How are you all doing this Monday? I, for one, am not doing so great. You see, I had a lot of things to do on friday and also over the weekend. I had everything planned out and had more than 20 things to-do list ready to be ticked off one by one over the weekend. I even told Nitin that I’d have to do a lot of work this weekend because I wanted to have some kind of a structure to the posts here. The whole idea of writing at the last minute haunts me and yet somehow, that’s how I still get these posts up. So here I am tapping at my keyboard at 9:00 P.M like a maniac, just because I don’t want to miss a post again. Because we all know how it works, I miss posting one day and then I only come here to write after a whole month and this month I told myself that’s not going to happen from now on. And before you go “But who cares about your posts anyway?“
Well, I do.
Because I can’t simply let go of the idea of documenting our life on this blog for our future kids to read one day and make fun of their parents for being so corny all the time. Or maybe it’ll just be their mother because Nitin almost never writes, unless I give him life threatning deadlines. I also think it’d come in handy everytime we are having an argument in front of our future kids, I’d simple ask tell to read on the blog how many nice things their mom has written about their dad and how many times he has done the same, but at the same time I don’t want my kids to think that maybe it’s because their mom isn’t a nice person! Hmmm.. So many ways this could go wrong. I guess this blog will be my undoing, but that has never stopped me before, has it?
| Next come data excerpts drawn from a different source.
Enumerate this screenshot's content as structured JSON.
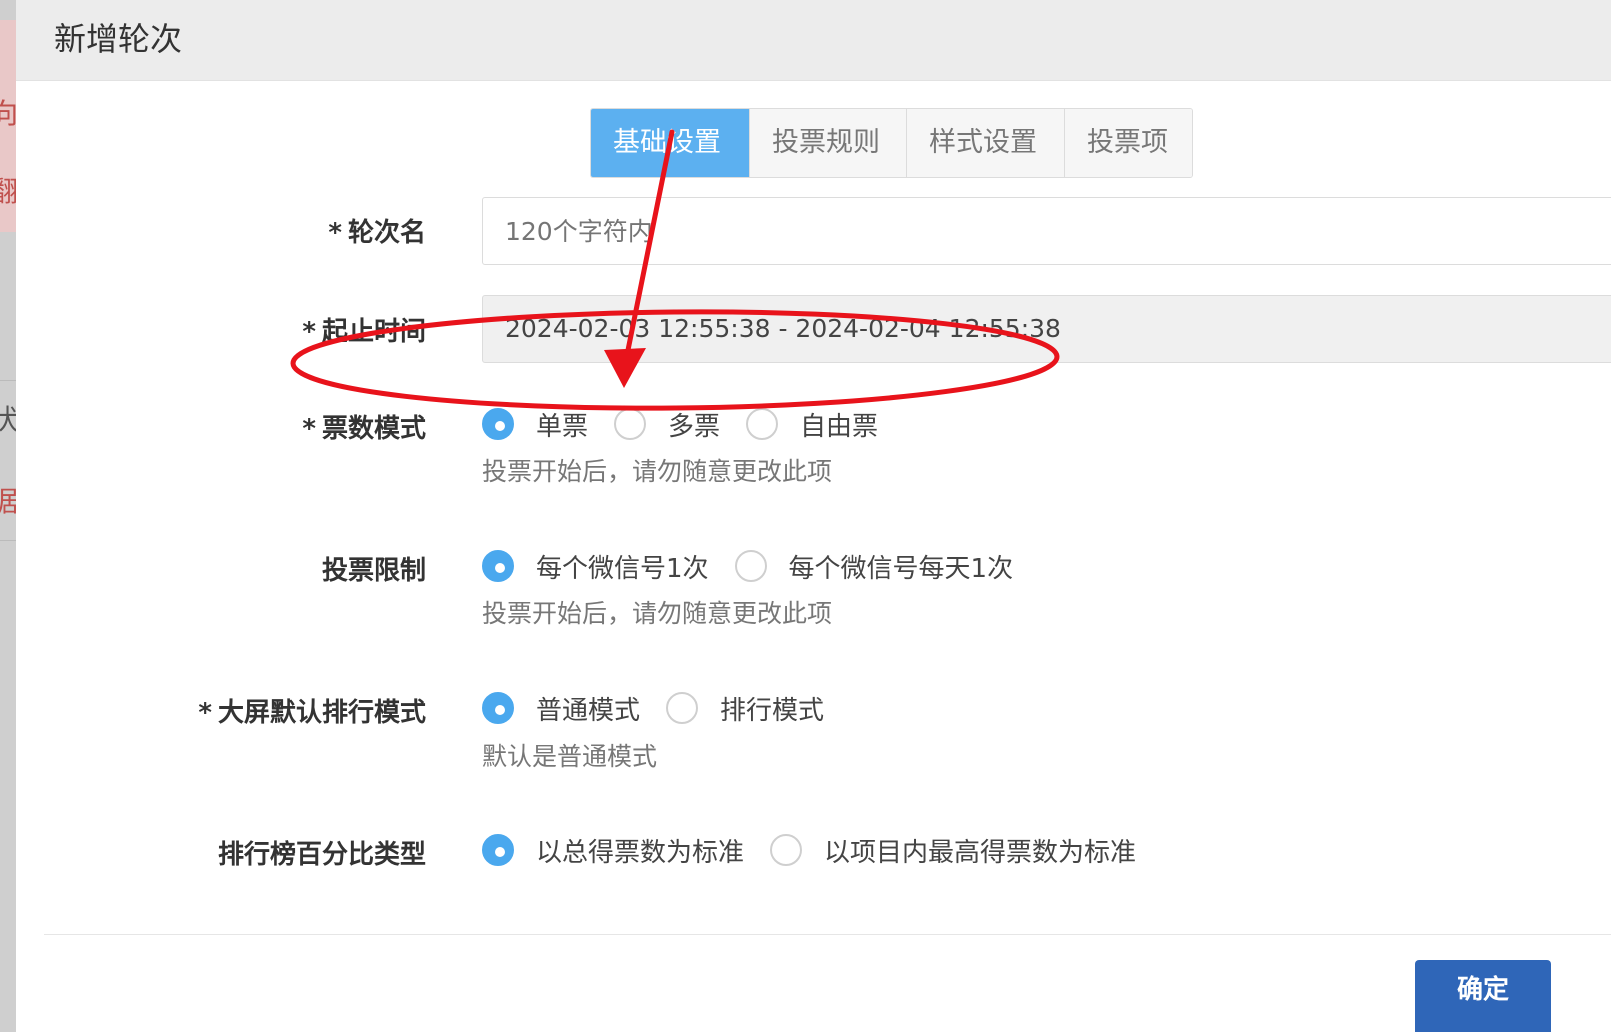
{
  "modal": {
    "title": "新增轮次"
  },
  "tabs": [
    {
      "label": "基础设置",
      "active": true
    },
    {
      "label": "投票规则",
      "active": false
    },
    {
      "label": "样式设置",
      "active": false
    },
    {
      "label": "投票项",
      "active": false
    }
  ],
  "form": {
    "round_name": {
      "required": "*",
      "label": "轮次名",
      "placeholder": "120个字符内",
      "value": ""
    },
    "time_range": {
      "required": "*",
      "label": "起止时间",
      "value": "2024-02-03 12:55:38 - 2024-02-04 12:55:38"
    },
    "vote_mode": {
      "required": "*",
      "label": "票数模式",
      "options": [
        "单票",
        "多票",
        "自由票"
      ],
      "selected": 0,
      "hint": "投票开始后，请勿随意更改此项"
    },
    "vote_limit": {
      "label": "投票限制",
      "options": [
        "每个微信号1次",
        "每个微信号每天1次"
      ],
      "selected": 0,
      "hint": "投票开始后，请勿随意更改此项"
    },
    "screen_rank_mode": {
      "required": "*",
      "label": "大屏默认排行模式",
      "options": [
        "普通模式",
        "排行模式"
      ],
      "selected": 0,
      "hint": "默认是普通模式"
    },
    "rank_percent_type": {
      "label": "排行榜百分比类型",
      "options": [
        "以总得票数为标准",
        "以项目内最高得票数为标准"
      ],
      "selected": 0
    }
  },
  "footer": {
    "confirm_label": "确定"
  },
  "background": {
    "fragments": [
      "向",
      "翻",
      "状态",
      "据"
    ]
  },
  "colors": {
    "accent": "#5cb0f0",
    "radio_checked": "#4aa8ee",
    "confirm": "#2f66b8",
    "annotation": "#e8131b"
  }
}
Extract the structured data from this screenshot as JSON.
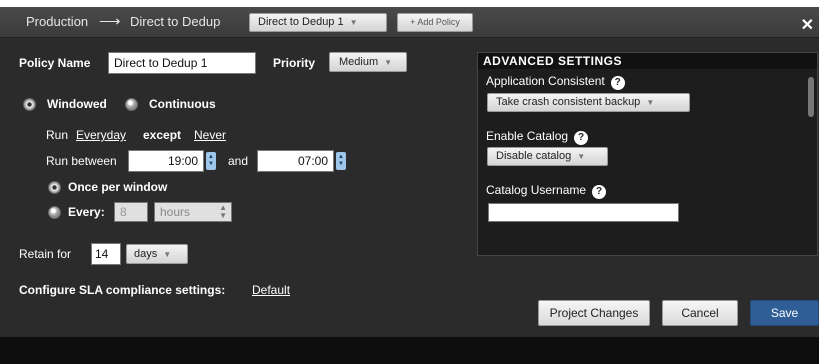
{
  "header": {
    "breadcrumb_from": "Production",
    "breadcrumb_arrow": "⟶",
    "breadcrumb_to": "Direct to Dedup",
    "policy_select": "Direct to Dedup 1",
    "add_policy": "+ Add Policy",
    "close": "✕"
  },
  "form": {
    "policy_name_label": "Policy Name",
    "policy_name_value": "Direct to Dedup 1",
    "priority_label": "Priority",
    "priority_value": "Medium",
    "mode_windowed": "Windowed",
    "mode_continuous": "Continuous",
    "run_label": "Run",
    "run_everyday": "Everyday",
    "except_label": "except",
    "except_never": "Never",
    "run_between_label": "Run between",
    "start_time": "19:00",
    "and_label": "and",
    "end_time": "07:00",
    "once_per_window": "Once per window",
    "every_label": "Every:",
    "every_value": "8",
    "every_unit": "hours",
    "retain_label": "Retain for",
    "retain_value": "14",
    "retain_unit": "days",
    "sla_label": "Configure SLA compliance settings:",
    "sla_link": "Default"
  },
  "advanced": {
    "title": "ADVANCED SETTINGS",
    "app_consistent_label": "Application Consistent",
    "app_consistent_value": "Take crash consistent backup",
    "enable_catalog_label": "Enable Catalog",
    "enable_catalog_value": "Disable catalog",
    "catalog_username_label": "Catalog Username",
    "catalog_username_value": "",
    "help_glyph": "?"
  },
  "actions": {
    "project_changes": "Project Changes",
    "cancel": "Cancel",
    "save": "Save"
  },
  "colors": {
    "save_button": "#2f5e96",
    "background": "#2b2b2b",
    "panel": "#1d1d1d"
  }
}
So, let’s not digress and come to the point. Yes, so I had a lot of work that I wanted to get done on the weekend. But I got very little done because we started watching this new show on netflix called “Money heist” and we binge watched the entire show over the weekend. So glad it is finally over though. And that’s the thing with these netflix and amazon primes of the world, every time you finish binge watching something, you tell yourself that now, you won’t start any other show because you kind of want to have some discipline and routine to your life. We also do the same thing. We start watching F.R.I.E.N.D.S. again because having watched all the 10 seasons more than 10 times now, we don’t often bingle watch it. So it’s perfect for when you want to watch something, but not get glued to your tv screens. You get what I mean, right? But everytime you finish a show and tell yourself that you are not gonna start a new show, you end up telling yourself “Okay let’s watch just one episode of this show” and then the cycle starts again.
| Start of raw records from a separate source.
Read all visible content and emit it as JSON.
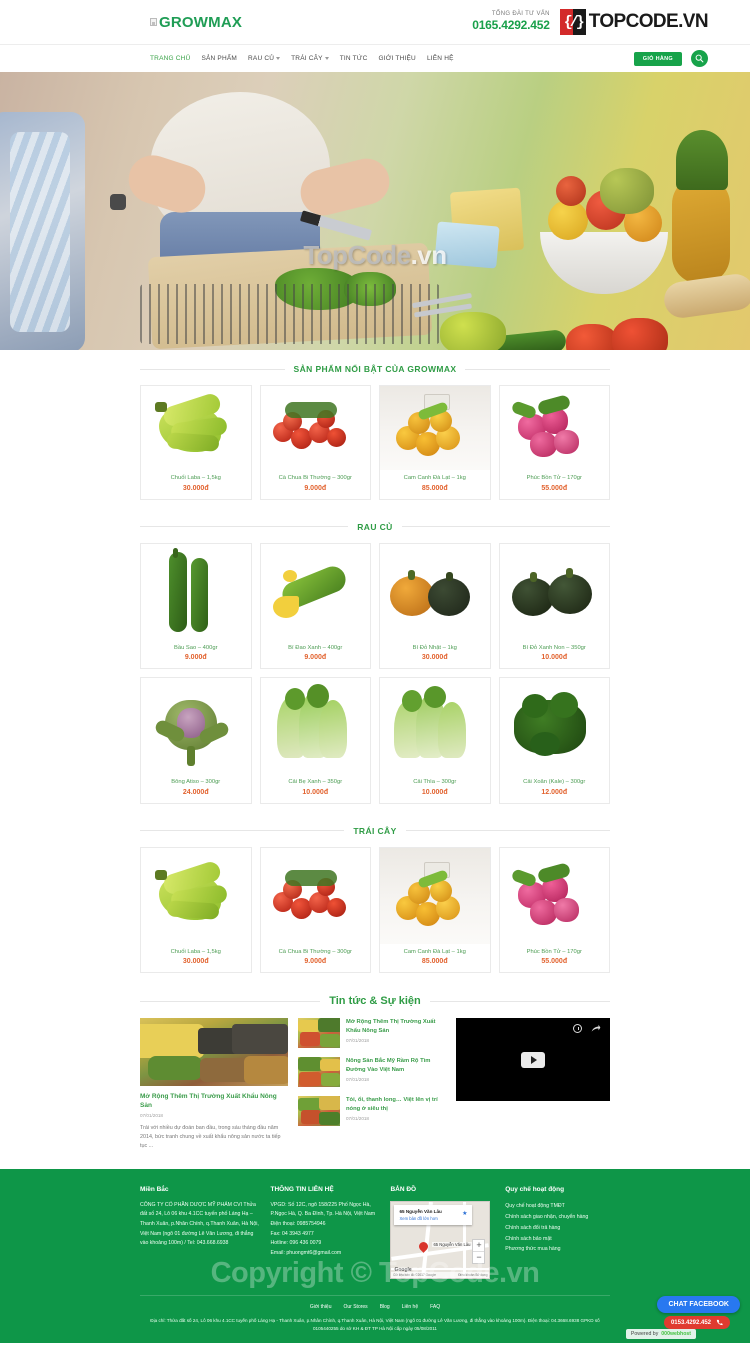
{
  "header": {
    "logo_alt": "GROWMAX",
    "hotline_label": "TỔNG ĐÀI TƯ VẤN",
    "hotline_number": "0165.4292.452",
    "partner_logo_mark": "{/}",
    "partner_logo_top": "TOP",
    "partner_logo_code": "CODE",
    "partner_logo_tld": ".VN",
    "nav": [
      {
        "label": "TRANG CHỦ",
        "dropdown": false,
        "active": true
      },
      {
        "label": "SẢN PHẨM",
        "dropdown": false,
        "active": false
      },
      {
        "label": "RAU CỦ",
        "dropdown": true,
        "active": false
      },
      {
        "label": "TRÁI CÂY",
        "dropdown": true,
        "active": false
      },
      {
        "label": "TIN TỨC",
        "dropdown": false,
        "active": false
      },
      {
        "label": "GIỚI THIỆU",
        "dropdown": false,
        "active": false
      },
      {
        "label": "LIÊN HỆ",
        "dropdown": false,
        "active": false
      }
    ],
    "cart_label": "GIỎ HÀNG",
    "search_icon": "search-icon"
  },
  "hero": {
    "watermark_part1": "TopCode",
    "watermark_part2": ".vn"
  },
  "sections": {
    "featured_title": "SẢN PHẨM NỔI BẬT CỦA GROWMAX",
    "vegetables_title": "RAU CỦ",
    "fruits_title": "TRÁI CÂY",
    "news_title": "Tin tức & Sự kiện"
  },
  "featured_products": [
    {
      "name": "Chuối Laba – 1,5kg",
      "price": "30.000đ",
      "art": "banana"
    },
    {
      "name": "Cà Chua Bi Thường – 300gr",
      "price": "9.000đ",
      "art": "tomato"
    },
    {
      "name": "Cam Canh Đà Lạt – 1kg",
      "price": "85.000đ",
      "art": "orange"
    },
    {
      "name": "Phúc Bồn Tử – 170gr",
      "price": "55.000đ",
      "art": "raspberry"
    }
  ],
  "vegetable_products_row1": [
    {
      "name": "Bầu Sao – 400gr",
      "price": "9.000đ",
      "art": "gourd"
    },
    {
      "name": "Bí Đao Xanh – 400gr",
      "price": "9.000đ",
      "art": "zucchini"
    },
    {
      "name": "Bí Đỏ Nhật – 1kg",
      "price": "30.000đ",
      "art": "pumpkin"
    },
    {
      "name": "Bí Đỏ Xanh Non – 350gr",
      "price": "10.000đ",
      "art": "greenpumpkin"
    }
  ],
  "vegetable_products_row2": [
    {
      "name": "Bông Atiso – 300gr",
      "price": "24.000đ",
      "art": "artichoke"
    },
    {
      "name": "Cải Bẹ Xanh – 350gr",
      "price": "10.000đ",
      "art": "bokchoy"
    },
    {
      "name": "Cải Thìa – 300gr",
      "price": "10.000đ",
      "art": "bokchoy2"
    },
    {
      "name": "Cải Xoăn (Kale) – 300gr",
      "price": "12.000đ",
      "art": "kale"
    }
  ],
  "fruit_products": [
    {
      "name": "Chuối Laba – 1,5kg",
      "price": "30.000đ",
      "art": "banana"
    },
    {
      "name": "Cà Chua Bi Thường – 300gr",
      "price": "9.000đ",
      "art": "tomato"
    },
    {
      "name": "Cam Canh Đà Lạt – 1kg",
      "price": "85.000đ",
      "art": "orange"
    },
    {
      "name": "Phúc Bồn Tử – 170gr",
      "price": "55.000đ",
      "art": "raspberry"
    }
  ],
  "news": {
    "main": {
      "title": "Mở Rộng Thêm Thị Trường Xuất Khẩu Nông Sản",
      "date": "07/01/2018",
      "excerpt": "Trái với nhiều dự đoán ban đầu, trong sáu tháng đầu năm 2014, bức tranh chung về xuất khẩu nông sản nước ta tiếp tục ..."
    },
    "items": [
      {
        "title": "Mở Rộng Thêm Thị Trường Xuất Khẩu Nông Sản",
        "date": "07/01/2018"
      },
      {
        "title": "Nông Sản Bắc Mỹ Rầm Rộ Tìm Đường Vào Việt Nam",
        "date": "07/01/2018"
      },
      {
        "title": "Tỏi, ổi, thanh long… Việt lên vị trí nóng ở siêu thị",
        "date": "07/01/2018"
      }
    ]
  },
  "footer": {
    "col1": {
      "heading": "Miền Bắc",
      "body": "CÔNG TY CỔ PHẦN DƯỢC MỸ PHẨM CVI\nThửa đất số 24, Lô 06 khu 4.1CC tuyến phố Láng Hạ – Thanh Xuân, p.Nhân Chính, q.Thanh Xuân, Hà Nội, Việt Nam (ngõ 01 đường Lê Văn Lương, đi thẳng vào khoảng 100m) / Tel: 043.668.6938"
    },
    "col2": {
      "heading": "THÔNG  TIN LIÊN HỆ",
      "address": "VPGD: Số 12C, ngõ 158/225 Phố Ngọc Hà, P.Ngọc Hà, Q. Ba Đình, Tp. Hà Nội, Việt Nam",
      "phone": "Điện thoại: 0985754946",
      "fax": "Fax: 04 3943 4977",
      "hotline": "Hotline: 096 436 0079",
      "email": "Email: phuongmt6@gmail.com"
    },
    "col3": {
      "heading": "BẢN ĐỒ"
    },
    "col4": {
      "heading": "Quy chế hoạt động",
      "links": [
        "Quy chế hoạt động TMĐT",
        "Chính sách giao nhận, chuyển hàng",
        "Chính sách đổi trả hàng",
        "Chính sách bảo mật",
        "Phương thức mua hàng"
      ]
    },
    "map": {
      "card_title": "65 Nguyễn Văn Lâu",
      "card_link": "Xem bản đồ lớn hơn",
      "pin_label": "65 Nguyễn Văn Lâu",
      "zoom_in": "+",
      "zoom_out": "−",
      "logo": "Google",
      "attrib_left": "Dữ liệu bản đồ ©2017 Google",
      "attrib_right": "Điều khoản Sử dụng"
    },
    "watermark": "Copyright © TopCode.vn",
    "bottom_links": [
      "Giới thiệu",
      "Our Stores",
      "Blog",
      "Liên hệ",
      "FAQ"
    ],
    "bottom_address": "Địa chỉ: Thửa đất số 24, Lô 06 khu 4.1CC tuyến phố Láng Hạ - Thanh Xuân, p.Nhân Chính, q.Thanh Xuân, Hà Nội, Việt Nam (ngõ 01 đường Lê Văn Lương, đi thẳng vào khoảng 100m). Điện thoại: 04.3668.6938 GPKD số 0105440255 do sở KH & ĐT TP Hà Nội cấp ngày 05/08/2011"
  },
  "widgets": {
    "chat_label": "CHAT FACEBOOK",
    "phone_number": "0153.4292.452",
    "phone_icon": "phone-icon",
    "powered_prefix": "Powered by",
    "powered_brand": "000webhost"
  }
}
So, this morning, I made a resolution (I am pretty good at making them, keeping them is a different story that I don’t want to tell. Nitin however, will tell you that story gladly becauses he misses no chance of making fun of me ((so glad to have a supportive husband like him))), that this is going to change. I even told Nitin that we should prolly start acting like grown-ups, it’s high time. And that’s the thing with me, when I want to start making changes, I want to change every freakin thing. Like when I think that I have to focus on my health and when I put my mind to it, I go to the gym every single day, work my ass off, eat cleanest a person can ever eat, drink enough water, sleep for atleast 8 hours and whatever the hell you are suppossed to do, but then there are days when I don’t go the gym, eat whatever I want and say adios to my sleep routine and all the other routines in my life. You see, taking things slow isn’t something that my parents taught me and I am not yet sure whether that’s a good thing or a bad thing.
Seems like a bad thing when you talk about having more stability and balance to your life, but then you find these genius memes that you can completely relate to and it all makes sense. I tell myself that I work hard for a week so that I can relax for the next week and that’s all the balance that I need in my life. And if anyone of you is wondering what kind of memes these are, here is an example for you:
But I understand that all this is probably a coping mechanism, I do this to tell myself that I have it all under control, even when I really don’t. But I guess it is finally time at the tonking HQ to take things more seriosuly and get a solid routine in place. So, when Nitin comes home in about an hour or so, I will tell him what exactly do we need to do and ladies and gentlemen, I can guarantee that he is not going to take me seriously! My life is a joke right now. And it’s not because he doesn’t want to take me seriously, he just finds this idea of having a routine funny.
Nevertheless, I will keep you guys updated(whether you want to or not) coz apparently that’s what I do here!